Here it is around a month ago
Due to the hard clay soil at my backyard, I decided to grow it in a large rectangular polystyrene pot, with the base cut off. For the next 2.5 months, the vines grew and multiplied quite aggressively with no sign of flowers. I applied some fruiting fertiliser and in its third month, and 3 weeks later, countless number of flowers started to bloom. I was elated!!
I learned from this You Tube video below on how to hand pollinate the flowers if there is an absence of buzzing bees. Use a small brush or your fingers. The flowers usually bloom only in the afternoon till late evening for a day only, so if you missed this one day chance, you'll missed pollinating it. Good news is, once it flowers, it will normally produce many continuously for 2 weeks or so.
Fruits start to form within the next few days at successful pollination. Within a few weeks, the shiny apple green fruit will grow in size.
However, sadly some suddenly stopped growing and shriveled. About 20 of them!! I have no idea why!! What a waste!!!

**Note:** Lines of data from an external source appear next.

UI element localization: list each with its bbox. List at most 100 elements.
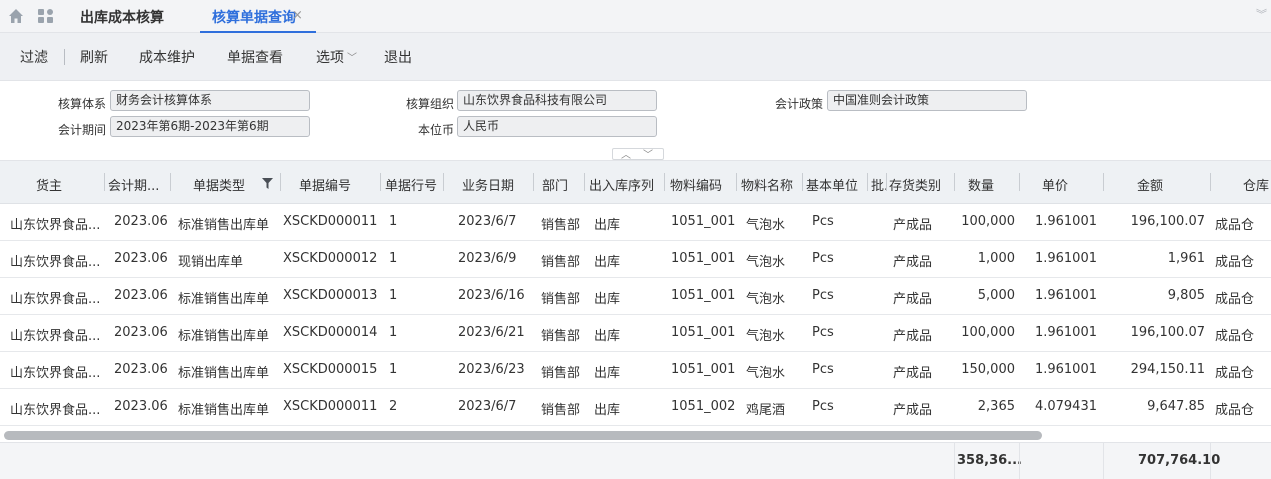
col-divider[interactable] — [104, 173, 105, 191]
table-row[interactable]: 山东饮界食品... 2023.06 现销出库单 XSCKD000012 1 2023/6/… — [0, 241, 1271, 278]
refresh-button[interactable]: 刷新 — [80, 47, 108, 67]
cell-material-name: 气泡水 — [746, 255, 786, 270]
tab-outbound-cost-accounting[interactable]: 出库成本核算 — [80, 7, 164, 27]
cell-qty: 2,365 — [977, 399, 1015, 414]
scrollbar-thumb[interactable] — [4, 431, 1042, 440]
options-menu[interactable]: 选项 ﹀ — [316, 47, 357, 67]
col-divider[interactable] — [170, 173, 171, 191]
col-divider[interactable] — [1019, 173, 1020, 191]
chevron-double-down-icon[interactable]: ︾ — [1256, 6, 1267, 22]
cell-line-no: 1 — [389, 214, 398, 229]
col-header-qty[interactable]: 数量 — [968, 175, 994, 194]
col-header-base-unit[interactable]: 基本单位 — [806, 175, 858, 194]
col-divider[interactable] — [584, 173, 585, 191]
col-divider[interactable] — [954, 173, 955, 191]
col-divider[interactable] — [280, 173, 281, 191]
col-header-material-code[interactable]: 物料编码 — [670, 175, 722, 194]
col-divider[interactable] — [886, 173, 887, 191]
col-header-owner[interactable]: 货主 — [36, 175, 62, 194]
system-field[interactable]: 财务会计核算体系 — [110, 90, 310, 111]
grid-header: 货主 会计期... 单据类型 单据编号 单据行号 业务日期 部门 出入库序列 物… — [0, 161, 1271, 204]
col-header-doc-no[interactable]: 单据编号 — [299, 175, 351, 194]
col-divider[interactable] — [736, 173, 737, 191]
cell-line-no: 1 — [389, 325, 398, 340]
col-header-material-name[interactable]: 物料名称 — [741, 175, 793, 194]
org-field[interactable]: 山东饮界食品科技有限公司 — [457, 90, 657, 111]
col-header-io-seq[interactable]: 出入库序列 — [589, 175, 654, 194]
grid-footer-totals: 358,36... 707,764.10 — [0, 442, 1271, 479]
cell-dept: 销售部 — [541, 329, 581, 344]
col-divider — [1019, 443, 1020, 479]
col-header-dept[interactable]: 部门 — [542, 175, 568, 194]
col-divider[interactable] — [867, 173, 868, 191]
chevron-down-icon[interactable]: ﹀ — [643, 146, 653, 161]
cell-qty: 5,000 — [977, 288, 1015, 303]
cell-stock-category: 产成品 — [893, 366, 933, 381]
col-divider[interactable] — [380, 173, 381, 191]
col-header-unit-price[interactable]: 单价 — [1042, 175, 1068, 194]
panel-splitter[interactable]: ︿ ﹀ — [612, 146, 664, 161]
cell-doc-no: XSCKD000013 — [283, 288, 378, 303]
cost-maintain-button[interactable]: 成本维护 — [139, 47, 195, 67]
cell-io-seq: 出库 — [594, 255, 621, 270]
chevron-up-icon[interactable]: ︿ — [621, 146, 631, 161]
cell-material-name: 气泡水 — [746, 366, 786, 381]
col-header-doc-type[interactable]: 单据类型 — [193, 175, 245, 194]
col-divider[interactable] — [443, 173, 444, 191]
cell-doc-no: XSCKD000011 — [283, 214, 378, 229]
cell-warehouse: 成品仓 — [1215, 292, 1255, 307]
policy-field[interactable]: 中国准则会计政策 — [827, 90, 1027, 111]
cell-base-unit: Pcs — [812, 325, 834, 340]
tab-accounting-doc-query[interactable]: 核算单据查询 × — [200, 0, 316, 33]
toolbar-divider — [64, 49, 65, 65]
col-header-biz-date[interactable]: 业务日期 — [462, 175, 514, 194]
col-divider[interactable] — [533, 173, 534, 191]
cell-biz-date: 2023/6/23 — [458, 362, 525, 377]
cell-dept: 销售部 — [541, 366, 581, 381]
cell-biz-date: 2023/6/16 — [458, 288, 525, 303]
currency-field[interactable]: 人民币 — [457, 116, 657, 137]
apps-grid-icon[interactable] — [38, 9, 54, 23]
close-icon[interactable]: × — [292, 8, 303, 23]
cell-material-name: 气泡水 — [746, 292, 786, 307]
cell-owner: 山东饮界食品... — [10, 366, 101, 381]
filter-button[interactable]: 过滤 — [20, 47, 48, 67]
cell-io-seq: 出库 — [594, 292, 621, 307]
options-label: 选项 — [316, 50, 344, 66]
col-header-amount[interactable]: 金额 — [1137, 175, 1163, 194]
table-row[interactable]: 山东饮界食品... 2023.06 标准销售出库单 XSCKD000013 1 2023/… — [0, 278, 1271, 315]
amount-total: 707,764.10 — [1138, 453, 1221, 468]
cell-material-code: 1051_001 — [671, 214, 736, 229]
col-divider[interactable] — [1103, 173, 1104, 191]
col-header-warehouse[interactable]: 仓库 — [1243, 175, 1271, 194]
cell-doc-no: XSCKD000014 — [283, 325, 378, 340]
col-header-period[interactable]: 会计期... — [108, 175, 159, 194]
cell-doc-type: 标准销售出库单 — [178, 366, 270, 381]
col-divider[interactable] — [1210, 173, 1211, 191]
cell-amount: 9,805 — [1167, 288, 1205, 303]
doc-view-button[interactable]: 单据查看 — [227, 47, 283, 67]
cell-io-seq: 出库 — [594, 329, 621, 344]
col-divider — [1103, 443, 1104, 479]
cell-period: 2023.06 — [114, 214, 168, 229]
cell-unit-price: 1.961001 — [1034, 251, 1097, 266]
currency-label: 本位币 — [417, 123, 454, 137]
col-divider[interactable] — [802, 173, 803, 191]
table-row[interactable]: 山东饮界食品... 2023.06 标准销售出库单 XSCKD000015 1 2023/… — [0, 352, 1271, 389]
cell-material-code: 1051_001 — [671, 325, 736, 340]
period-field[interactable]: 2023年第6期-2023年第6期 — [110, 116, 310, 137]
home-icon[interactable] — [8, 8, 24, 24]
col-header-stock-category[interactable]: 存货类别 — [889, 175, 941, 194]
qty-total: 358,36... — [957, 453, 1022, 468]
cell-amount: 196,100.07 — [1130, 214, 1205, 229]
tab-bar: 出库成本核算 核算单据查询 × ︾ — [0, 0, 1271, 33]
table-row[interactable]: 山东饮界食品... 2023.06 标准销售出库单 XSCKD000014 1 2023/… — [0, 315, 1271, 352]
col-header-line-no[interactable]: 单据行号 — [385, 175, 437, 194]
col-divider[interactable] — [664, 173, 665, 191]
cell-warehouse: 成品仓 — [1215, 366, 1255, 381]
table-row[interactable]: 山东饮界食品... 2023.06 标准销售出库单 XSCKD000011 2 2023/… — [0, 389, 1271, 426]
exit-button[interactable]: 退出 — [384, 47, 412, 67]
filter-funnel-icon[interactable] — [262, 178, 273, 189]
table-row[interactable]: 山东饮界食品... 2023.06 标准销售出库单 XSCKD000011 1 2023/… — [0, 204, 1271, 241]
cell-doc-type: 现销出库单 — [178, 255, 244, 270]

So I removed them and in the compost they went.
Anyway, I'm utterly delighted that the rest, almost 30+ fruits, continue to grow and glisten under the sunshine! <wide happy grin>
Fruit flies and ants started to attack a few of the fruits as I noticed holes on them and so I wrapped each fruit with expandable foam wrapper I collected from a fruit vendor.
It takes almost 3 mths from fruit formation right up to ripening when the color of the fruit turns maroon-ish. Once ripened, the fruit will fall off by itself, or they can be also be harvested by hand with a kitchen scissors.

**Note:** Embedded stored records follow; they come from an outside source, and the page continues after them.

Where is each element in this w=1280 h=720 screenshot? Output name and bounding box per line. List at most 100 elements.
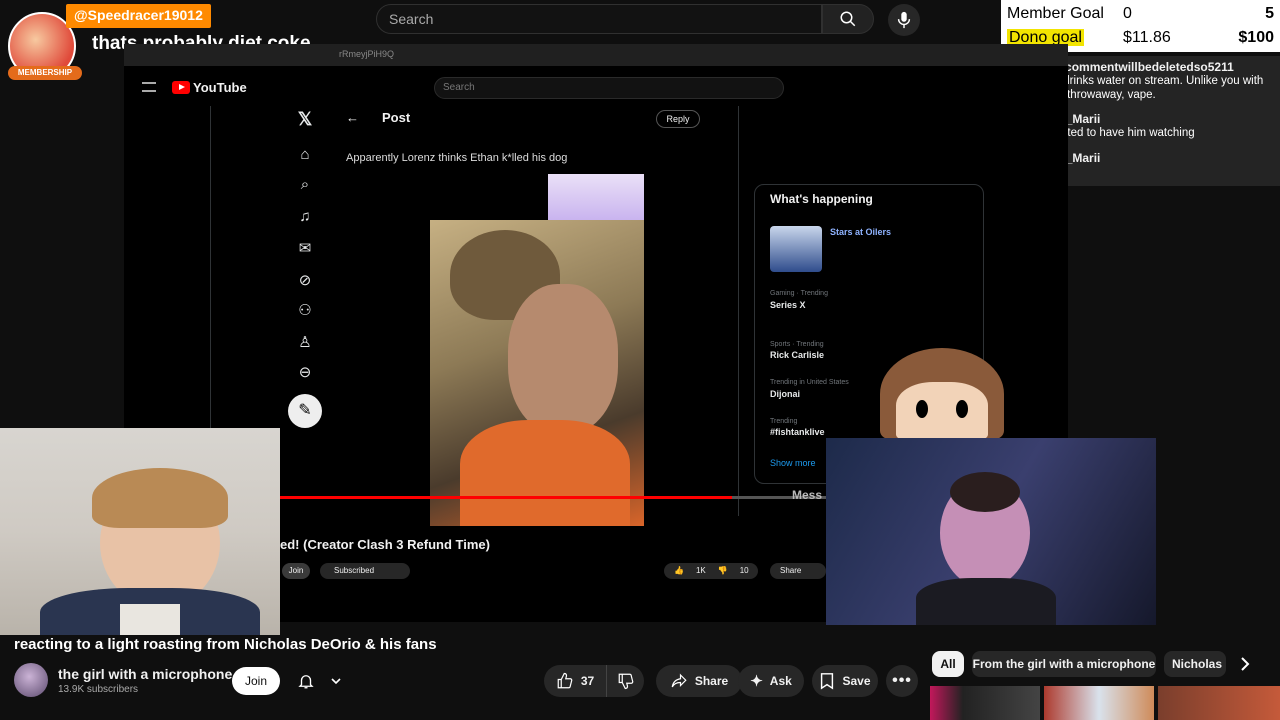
trend-category: Sports · Trending — [770, 341, 824, 348]
subscriber-count: 13.9K subscribers — [58, 684, 139, 695]
avatar-eye — [916, 400, 928, 418]
search-input[interactable]: Search — [376, 4, 822, 34]
search-button[interactable] — [822, 4, 874, 34]
chip-nicholas[interactable]: Nicholas — [1164, 651, 1226, 677]
more-horizontal-icon: ••• — [892, 672, 912, 689]
x-trends-title: What's happening — [770, 192, 873, 206]
notification-bell-button[interactable] — [289, 667, 349, 695]
share-label: Share — [694, 674, 729, 688]
save-label: Save — [842, 674, 871, 688]
x-post-image — [430, 220, 644, 526]
embedded-url-bar: rRmeyjPiH9Q — [124, 44, 1068, 66]
x-post-header: Post — [382, 110, 411, 125]
avatar-face — [896, 382, 988, 440]
embedded-search-input: Search — [434, 77, 784, 99]
video-thumbnail[interactable] — [930, 686, 1040, 720]
embedded-share-button: Share — [770, 563, 826, 579]
superchat-username: @Speedracer19012 — [66, 4, 211, 28]
trend-label: Rick Carlisle — [770, 350, 825, 360]
orange-shirt-shape — [460, 420, 630, 526]
thumbs-up-icon — [557, 672, 573, 689]
x-media-thumb — [548, 174, 644, 220]
ask-button[interactable]: ✦ Ask — [738, 665, 804, 697]
chip-from-channel[interactable]: From the girl with a microphone — [972, 651, 1156, 677]
trend-category: Trending in United States — [770, 379, 849, 386]
trend-category: Gaming · Trending — [770, 290, 828, 297]
x-post-text: Apparently Lorenz thinks Ethan k*lled hi… — [346, 152, 568, 164]
streamer-hair — [92, 468, 228, 528]
thumbs-up-icon: 👍 — [674, 566, 684, 575]
streamer-webcam — [0, 428, 280, 635]
person-face-shape — [508, 284, 618, 434]
embedded-dislike-count: 10 — [739, 566, 749, 575]
trend-label: Dijonai — [770, 389, 801, 399]
youtube-icon — [172, 81, 190, 94]
guest-shirt — [916, 578, 1056, 625]
member-goal-target: 5 — [1265, 5, 1274, 22]
embedded-join-button: Join — [282, 563, 310, 579]
messages-icon: ✉ — [298, 240, 312, 257]
dono-goal-current: $11.86 — [1123, 29, 1171, 46]
post-compose-icon: ✎ — [288, 394, 322, 428]
trend-label: Stars at Oilers — [830, 227, 892, 237]
thumbs-down-icon — [618, 673, 633, 690]
trends-show-more: Show more — [770, 458, 816, 468]
recommended-thumbnails[interactable] — [930, 686, 1280, 720]
share-icon — [671, 673, 687, 688]
video-thumbnail[interactable] — [1044, 686, 1154, 720]
communities-icon: ⚇ — [298, 302, 312, 319]
youtube-logo: YouTube — [172, 80, 247, 95]
mic-icon — [897, 11, 911, 29]
guest-webcam — [826, 438, 1156, 625]
chip-all[interactable]: All — [932, 651, 964, 677]
chips-next-button[interactable] — [1232, 652, 1258, 676]
more-icon: ⊖ — [298, 364, 312, 381]
trend-category: Trending — [770, 418, 798, 425]
thumbs-down-icon: 👎 — [717, 566, 728, 575]
bell-icon — [297, 675, 314, 689]
bookmark-icon — [821, 673, 834, 690]
search-icon — [840, 11, 856, 27]
channel-avatar[interactable] — [14, 663, 48, 697]
channel-name[interactable]: the girl with a microphone — [58, 666, 232, 682]
youtube-logo-text: YouTube — [193, 80, 247, 95]
trend-label: Series X — [770, 300, 806, 310]
embedded-progress-fill — [280, 496, 732, 499]
chevron-right-icon — [1241, 657, 1250, 671]
vtuber-avatar — [862, 348, 1022, 440]
trend-label: #fishtanklive — [770, 427, 825, 437]
share-button[interactable]: Share — [656, 665, 742, 697]
menu-icon — [142, 82, 156, 92]
embedded-like-dislike: 👍 1K 👎 10 — [664, 563, 758, 579]
profile-icon: ♙ — [298, 334, 312, 351]
save-button[interactable]: Save — [812, 665, 878, 697]
explore-icon: ⌕ — [300, 176, 310, 193]
dono-goal-target: $100 — [1238, 29, 1274, 46]
embedded-subscribed-button: Subscribed — [320, 563, 410, 579]
x-reply-button: Reply — [656, 110, 700, 128]
voice-search-button[interactable] — [888, 4, 920, 36]
dislike-button[interactable] — [606, 665, 644, 697]
x-divider — [738, 106, 739, 516]
more-actions-button[interactable]: ••• — [886, 665, 918, 697]
member-goal-row: Member Goal 0 5 — [1007, 3, 1274, 25]
video-thumbnail[interactable] — [1158, 686, 1280, 720]
ask-label: Ask — [769, 674, 792, 688]
trend-thumbnail — [770, 226, 822, 272]
chevron-down-icon — [330, 678, 341, 685]
member-goal-current: 0 — [1123, 5, 1132, 22]
like-button[interactable]: 37 — [544, 665, 606, 697]
sparkle-icon: ✦ — [750, 673, 763, 690]
join-button[interactable]: Join — [232, 667, 280, 695]
messages-tab: Mess — [792, 488, 823, 502]
notifications-icon: ♫ — [299, 208, 311, 225]
embedded-like-count: 1K — [695, 566, 706, 575]
video-title: reacting to a light roasting from Nichol… — [14, 636, 437, 653]
grok-icon: ⊘ — [298, 272, 312, 289]
member-goal-label: Member Goal — [1007, 5, 1104, 22]
like-count: 37 — [580, 674, 595, 688]
back-arrow-icon: ← — [346, 110, 359, 125]
home-icon: ⌂ — [300, 146, 310, 163]
membership-badge: MEMBERSHIP — [8, 66, 82, 80]
embedded-video-title: ed! (Creator Clash 3 Refund Time) — [280, 537, 490, 552]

Here's my third and most recent harvest. I made them into juice for my family at our Chinese New Year dinner at home. Yummy!!
Some growing points and observations:
Soil - needs fertile soil, best mixed with compost, soil should not be water-logged.
Weather - needs warm sunny weather. best to plant it in the east side where morning sun shines.
Diseases - the plant has strong resistance to common diseases. watch out for fruit flies and ants trying to penetrate the fruit.
Friday, November 30, 2012
Most of my veggie seeds rotted away in vain due to the rain. The rainy season has persisted for over a month now and this has been dampening seed germination.
So, I decided to grow kangkung instead. Bought a bunch of kangkung with roots. I cooked the leafy and young stem part in a delicious stir-fry and planted the roots.
It's all very easy. Leave about 2 inches of stem from above the roots, trim the roots if they're too long.
Then, plant each stem 2 inches apart. Kangkung needs lots and lots and lots of water and the rainy season did all the work.
I stuck these into the soil on 27 September.
This was on 17 November
And this was taken today, 30 November. Ready for a stir-fry in the wok very very soon! :)
Wednesday, October 31, 2012
These nutritious veggies, red amaranth or also known as Chinese or Asian spinach and bayam in Malaysia, are very easy to grow. The seeds volunteer themselves wherever they land, thanks to birds, wind and rain, that spread them all over my backyard. I had 2 mature tall plants last few months which produced many mini foxtail-like flowers with hundreds of tiny black seeds lodged inside. Red amaranth has been growing here and there and everywhere in and around my plant pots at the front and back of my house for a year now. From time to time, sprouts emerged when I overturned the soil in the pots. The plants do very well in full sun and can grow in any soil condition and they grow fast. If you don't have the seeds to start with, just buy a bunch of this veggie from the market with roots. Plant the roots with 3 inches of stem above the root level, water and watch it grow. From here, you can let the plant mature for seed collection.
Cooked amaranth leaves are a good source of vitamin A, vitamin C, and folate; they are also a complementing source of other vitamins such as thiamine, niacin, and riboflavin, plus some dietary minerals including calcium, iron, potassium, zinc, copper, and manganese. (source: wikipedia)
Here are some of the 'volunteer' red amaranth vegetable growing in my backyard.
Hundreds of tiny black seeds are lodged inside these mini foxtail-like flowers. Allow one or two plants like this go to wilt and the seeds will give you continuous batch of these veggies.
A bunch which I harvested for stir fry.